En cada uno de estos casos, el médico otorrinolaringólogo o el neurólogo establece el diagnóstico mediante exámenes específicos (videonistagmografía, audiometría, RM). La identificación precisa del mecanismo condiciona la elección del tratamiento.
Causas no vestibulares de los trastornos del equilibrio
No todas las pérdidas de equilibrio provienen del oído interno. Varios otros mecanismos producen síntomas similares.
La hipotensión ortostática provoca sensaciones de malestar al pasar a la posición de pie. La presión arterial cae bruscamente, el cerebro recibe menos sangre durante unos segundos, y la sensación de desequilibrio se presenta. Este fenómeno afecta particularmente a los adultos mayores tratados con varios medicamentos antihipertensivos.
Las afecciones neurológicas constituyen otro grupo de causas. La esclerosis múltiple, ciertas lesiones cerebelosas o la estenosis espinal alteran la transmisión nerviosa entre el cerebro y los músculos estabilizadores. La pérdida de equilibrio se instala gradualmente, acompañada de trastornos de la marcha.
El papel de la propriocepción y los medicamentos
La propriocepción, esta capacidad de percibir la posición del cuerpo en el espacio gracias a los receptores situados en los músculos y las articulaciones, disminuye con la edad. Cuando se debilita, el cuerpo compensa mediante la vista y el sistema vestibular. Si uno de estos relés también está alterado, el equilibrio se vuelve precario.

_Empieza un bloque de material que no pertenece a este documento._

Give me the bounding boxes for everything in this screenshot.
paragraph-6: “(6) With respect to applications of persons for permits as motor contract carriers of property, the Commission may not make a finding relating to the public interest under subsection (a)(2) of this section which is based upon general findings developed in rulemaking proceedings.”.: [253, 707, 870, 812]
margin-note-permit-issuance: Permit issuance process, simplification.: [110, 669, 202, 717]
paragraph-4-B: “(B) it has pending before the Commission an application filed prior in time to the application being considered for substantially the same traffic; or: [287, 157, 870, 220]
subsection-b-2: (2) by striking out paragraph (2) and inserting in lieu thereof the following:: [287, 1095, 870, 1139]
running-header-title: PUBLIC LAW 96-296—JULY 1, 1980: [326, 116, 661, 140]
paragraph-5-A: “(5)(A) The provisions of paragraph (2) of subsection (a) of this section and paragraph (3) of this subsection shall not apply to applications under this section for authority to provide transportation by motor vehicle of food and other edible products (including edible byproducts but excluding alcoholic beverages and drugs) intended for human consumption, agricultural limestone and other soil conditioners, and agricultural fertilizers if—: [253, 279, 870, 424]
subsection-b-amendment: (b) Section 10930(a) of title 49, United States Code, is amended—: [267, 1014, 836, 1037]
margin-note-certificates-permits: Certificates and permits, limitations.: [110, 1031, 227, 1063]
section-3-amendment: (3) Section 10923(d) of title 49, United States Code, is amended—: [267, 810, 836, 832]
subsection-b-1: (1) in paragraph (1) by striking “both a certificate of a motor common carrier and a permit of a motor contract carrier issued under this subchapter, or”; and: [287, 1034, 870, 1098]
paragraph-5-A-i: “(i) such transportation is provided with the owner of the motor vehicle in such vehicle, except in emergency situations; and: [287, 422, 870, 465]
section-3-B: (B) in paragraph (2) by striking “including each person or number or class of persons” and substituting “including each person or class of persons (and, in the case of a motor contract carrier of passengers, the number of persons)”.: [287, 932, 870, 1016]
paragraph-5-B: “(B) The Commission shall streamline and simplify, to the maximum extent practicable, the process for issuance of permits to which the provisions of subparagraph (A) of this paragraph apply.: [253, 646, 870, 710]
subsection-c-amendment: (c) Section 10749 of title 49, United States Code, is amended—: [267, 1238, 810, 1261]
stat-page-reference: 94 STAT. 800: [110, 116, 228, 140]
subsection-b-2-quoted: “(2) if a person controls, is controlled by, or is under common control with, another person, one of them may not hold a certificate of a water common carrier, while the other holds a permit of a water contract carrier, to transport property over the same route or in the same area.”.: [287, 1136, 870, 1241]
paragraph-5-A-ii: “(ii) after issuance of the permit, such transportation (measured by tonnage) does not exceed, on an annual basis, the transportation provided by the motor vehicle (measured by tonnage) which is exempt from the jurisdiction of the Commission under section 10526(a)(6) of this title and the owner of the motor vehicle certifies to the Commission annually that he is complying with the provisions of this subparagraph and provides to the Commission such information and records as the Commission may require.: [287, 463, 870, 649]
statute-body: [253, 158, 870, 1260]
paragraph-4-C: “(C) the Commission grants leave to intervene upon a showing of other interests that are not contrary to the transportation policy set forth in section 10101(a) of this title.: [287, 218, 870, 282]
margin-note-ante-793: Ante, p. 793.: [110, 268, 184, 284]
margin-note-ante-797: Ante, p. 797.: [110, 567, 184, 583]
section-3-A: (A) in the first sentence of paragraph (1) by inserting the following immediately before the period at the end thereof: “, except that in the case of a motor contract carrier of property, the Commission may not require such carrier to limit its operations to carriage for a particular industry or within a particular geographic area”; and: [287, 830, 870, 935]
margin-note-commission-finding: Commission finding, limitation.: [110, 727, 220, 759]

Algunos medicamentos alteran directamente el equilibrio. El baclofeno (miorelajante), los ansiolíticos, los antiepilépticos y ciertos antibióticos ototóxicos figuran entre las moléculas más frecuentemente implicadas. Cualquier pérdida de equilibrio reciente justifica una revisión de la receta con el médico, especialmente en caso de polimedicación.

Rehabilitación vestibular y tratamientos adecuados
El tratamiento depende de la causa identificada. Para el VPPB, las maniobras de reposicionamiento de los otolitos (maniobra de Epley o de Semont), realizadas por un médico o un fisioterapeuta capacitado, a menudo permiten resolver el problema en una a tres sesiones.
La rehabilitación vestibular es el tratamiento de referencia para los trastornos crónicos. Su objetivo es entrenar al cerebro para compensar la información deficiente solicitando los sistemas restantes. Los ejercicios combinan movimientos oculares, cambios de posición y trabajo sobre el equilibrio estático y dinámico.
La Seguridad Social ha ampliado el reembolso de la rehabilitación vestibular en teleconsulta desde enero de 2025, lo que facilita el acceso para los pacientes que viven en zonas rurales donde los fisioterapeutas especializados son escasos.
Los protocolos recientes que integran la realidad virtual en los ejercicios vestibulares tradicionales muestran resultados prometedores, especialmente para reducir las recidivas de VPPB en pacientes activos, según los comentarios presentados en congresos de fisioterapia especializada.
- El VPPB se trata con maniobras liberadoras, sin medicamento.
- La neuritis vestibular requiere primero un tratamiento sintomático (antivertiginoso), y luego una rehabilitación vestibular temprana.
- La enfermedad de Menière se maneja con una dieta baja en sal, diuréticos y, en las formas resistentes, tratamientos más específicos discutidos caso por caso.
- La hipotensión ortostática impone un ajuste de los medicamentos y medidas posturales (levantarse lentamente, usar medias de compresión).
Consultar a un médico desde los primeros episodios de pérdida de equilibrio sigue siendo el enfoque más efectivo. Un vértigo aislado y breve no necesariamente indica una patología grave, pero episodios repetidos o acompañados de pérdida auditiva, dolores de cabeza inusuales o trastornos de la marcha requieren una evaluación rápida. El diagnóstico temprano acorta la duración de los síntomas y limita las complicaciones, especialmente el riesgo de caídas en los adultos mayores.